No centro da discussão estão 1.120 toneladas de ouro alemão mantidas no Federal Reserve Bank de Nova York, que representam quase um terço das reservas totais da Alemanha. Vários legisladores e grupos de defesa, incluindo a Federação de Contribuintes da Alemanha, começaram a instar o governo e o Bundesbank a considerar trazer o ouro de volta para a Alemanha, argumentando que tal passo fortaleceria o controle nacional sobre um ativo financeiro crítico.
Os apelos renovados são parcialmente alimentados por tensões políticas entre a Europa e Washington. Alguns formuladores de políticas alemães expressaram desconforto com a imprevisibilidade da política dos EUA nos últimos anos. Disputas comerciais, incluindo ameaças tarifárias direcionadas a aliados europeus e tensões em torno de questões como a Groenlândia, contribuíram para uma sensação mais ampla de incerteza em Berlim. Figuras como o membro do Parlamento Europeu Markus Ferber sugeriram que a Alemanha deveria reavaliar se confiar nos Estados Unidos como um custodiante para uma parte tão grande de suas reservas continua sendo a estratégia mais prudente.

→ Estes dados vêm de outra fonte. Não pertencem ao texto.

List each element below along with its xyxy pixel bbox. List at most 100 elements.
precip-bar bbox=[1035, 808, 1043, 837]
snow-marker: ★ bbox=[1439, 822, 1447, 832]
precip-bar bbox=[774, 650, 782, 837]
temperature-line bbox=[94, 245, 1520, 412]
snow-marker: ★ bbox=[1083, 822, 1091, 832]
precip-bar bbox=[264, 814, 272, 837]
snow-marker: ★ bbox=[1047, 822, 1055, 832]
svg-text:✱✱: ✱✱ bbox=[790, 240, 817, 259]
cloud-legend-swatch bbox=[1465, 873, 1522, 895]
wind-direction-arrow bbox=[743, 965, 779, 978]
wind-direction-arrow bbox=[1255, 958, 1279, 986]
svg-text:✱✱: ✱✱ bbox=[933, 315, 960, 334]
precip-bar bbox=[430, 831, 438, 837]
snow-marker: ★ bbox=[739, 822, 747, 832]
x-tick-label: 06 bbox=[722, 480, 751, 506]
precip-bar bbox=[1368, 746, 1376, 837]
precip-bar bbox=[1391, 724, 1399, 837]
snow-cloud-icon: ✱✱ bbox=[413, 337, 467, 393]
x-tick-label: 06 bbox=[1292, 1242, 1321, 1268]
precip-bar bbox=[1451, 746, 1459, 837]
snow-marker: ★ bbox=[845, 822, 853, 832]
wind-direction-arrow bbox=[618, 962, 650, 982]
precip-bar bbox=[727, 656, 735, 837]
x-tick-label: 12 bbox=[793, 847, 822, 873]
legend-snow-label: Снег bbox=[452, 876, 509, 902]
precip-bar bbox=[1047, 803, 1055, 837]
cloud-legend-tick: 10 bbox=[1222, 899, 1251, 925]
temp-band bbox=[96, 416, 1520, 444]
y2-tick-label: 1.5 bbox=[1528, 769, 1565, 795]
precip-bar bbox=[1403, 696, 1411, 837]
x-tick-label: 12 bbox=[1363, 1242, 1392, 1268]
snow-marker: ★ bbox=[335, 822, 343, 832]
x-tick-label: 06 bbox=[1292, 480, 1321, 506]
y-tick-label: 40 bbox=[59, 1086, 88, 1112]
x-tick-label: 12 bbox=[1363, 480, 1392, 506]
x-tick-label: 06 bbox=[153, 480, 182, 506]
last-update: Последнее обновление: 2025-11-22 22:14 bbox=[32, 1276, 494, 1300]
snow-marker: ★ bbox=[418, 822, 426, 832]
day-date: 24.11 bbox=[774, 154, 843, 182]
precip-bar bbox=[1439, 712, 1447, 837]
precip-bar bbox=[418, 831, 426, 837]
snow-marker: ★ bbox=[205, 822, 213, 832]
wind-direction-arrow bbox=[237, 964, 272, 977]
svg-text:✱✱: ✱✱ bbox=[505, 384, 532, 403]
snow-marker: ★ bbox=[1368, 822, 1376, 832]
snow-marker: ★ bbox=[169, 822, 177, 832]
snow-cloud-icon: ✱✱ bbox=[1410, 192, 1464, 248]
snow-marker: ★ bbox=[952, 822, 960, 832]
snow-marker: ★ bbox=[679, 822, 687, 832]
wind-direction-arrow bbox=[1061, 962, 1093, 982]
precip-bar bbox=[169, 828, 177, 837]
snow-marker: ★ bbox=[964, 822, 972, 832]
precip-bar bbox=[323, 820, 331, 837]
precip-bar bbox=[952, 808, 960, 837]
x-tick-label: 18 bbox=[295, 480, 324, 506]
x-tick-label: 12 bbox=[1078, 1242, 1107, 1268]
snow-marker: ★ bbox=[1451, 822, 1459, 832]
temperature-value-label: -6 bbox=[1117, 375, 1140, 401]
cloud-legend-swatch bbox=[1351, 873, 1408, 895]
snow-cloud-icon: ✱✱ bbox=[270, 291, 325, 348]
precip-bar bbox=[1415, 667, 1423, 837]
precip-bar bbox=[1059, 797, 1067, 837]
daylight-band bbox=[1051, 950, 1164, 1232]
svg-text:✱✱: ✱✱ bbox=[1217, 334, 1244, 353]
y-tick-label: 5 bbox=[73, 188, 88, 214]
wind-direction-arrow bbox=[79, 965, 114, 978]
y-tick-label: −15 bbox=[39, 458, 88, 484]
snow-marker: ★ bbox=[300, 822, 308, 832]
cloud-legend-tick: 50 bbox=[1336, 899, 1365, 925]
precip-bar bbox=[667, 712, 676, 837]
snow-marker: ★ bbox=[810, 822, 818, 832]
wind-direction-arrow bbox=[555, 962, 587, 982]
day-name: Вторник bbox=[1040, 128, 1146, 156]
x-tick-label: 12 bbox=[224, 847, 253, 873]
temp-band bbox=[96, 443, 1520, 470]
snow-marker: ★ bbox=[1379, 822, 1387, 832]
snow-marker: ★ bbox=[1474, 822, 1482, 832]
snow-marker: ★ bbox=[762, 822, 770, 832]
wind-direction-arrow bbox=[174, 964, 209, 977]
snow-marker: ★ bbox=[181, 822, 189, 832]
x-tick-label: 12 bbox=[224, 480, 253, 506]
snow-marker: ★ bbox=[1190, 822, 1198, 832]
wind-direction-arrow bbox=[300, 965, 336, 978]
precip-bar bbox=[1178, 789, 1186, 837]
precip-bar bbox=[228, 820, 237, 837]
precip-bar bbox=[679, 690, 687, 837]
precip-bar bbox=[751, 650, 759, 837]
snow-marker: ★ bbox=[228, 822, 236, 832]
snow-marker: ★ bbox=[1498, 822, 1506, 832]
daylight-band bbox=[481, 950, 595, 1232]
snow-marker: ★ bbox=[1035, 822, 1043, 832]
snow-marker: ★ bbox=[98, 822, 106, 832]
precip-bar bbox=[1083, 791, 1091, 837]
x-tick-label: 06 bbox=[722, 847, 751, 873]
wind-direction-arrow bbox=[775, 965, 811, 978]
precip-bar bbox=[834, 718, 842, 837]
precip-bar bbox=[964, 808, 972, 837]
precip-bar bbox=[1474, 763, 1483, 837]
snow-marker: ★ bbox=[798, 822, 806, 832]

Por décadas, o Bundesbank defendeu a decisão de manter significativas reservas de ouro em Nova York, enfatizando tanto a segurança do Federal Reserve quanto as vantagens práticas de armazenar ouro em um grande centro financeiro global. Mas o clima geopolítico atual é diferente. A ascensão de sanções econômicas, conflitos comerciais e debates sobre a crescente “armação” dos sistemas financeiros levaram muitos países a reconsiderar onde sua riqueza nacional é fisicamente mantida.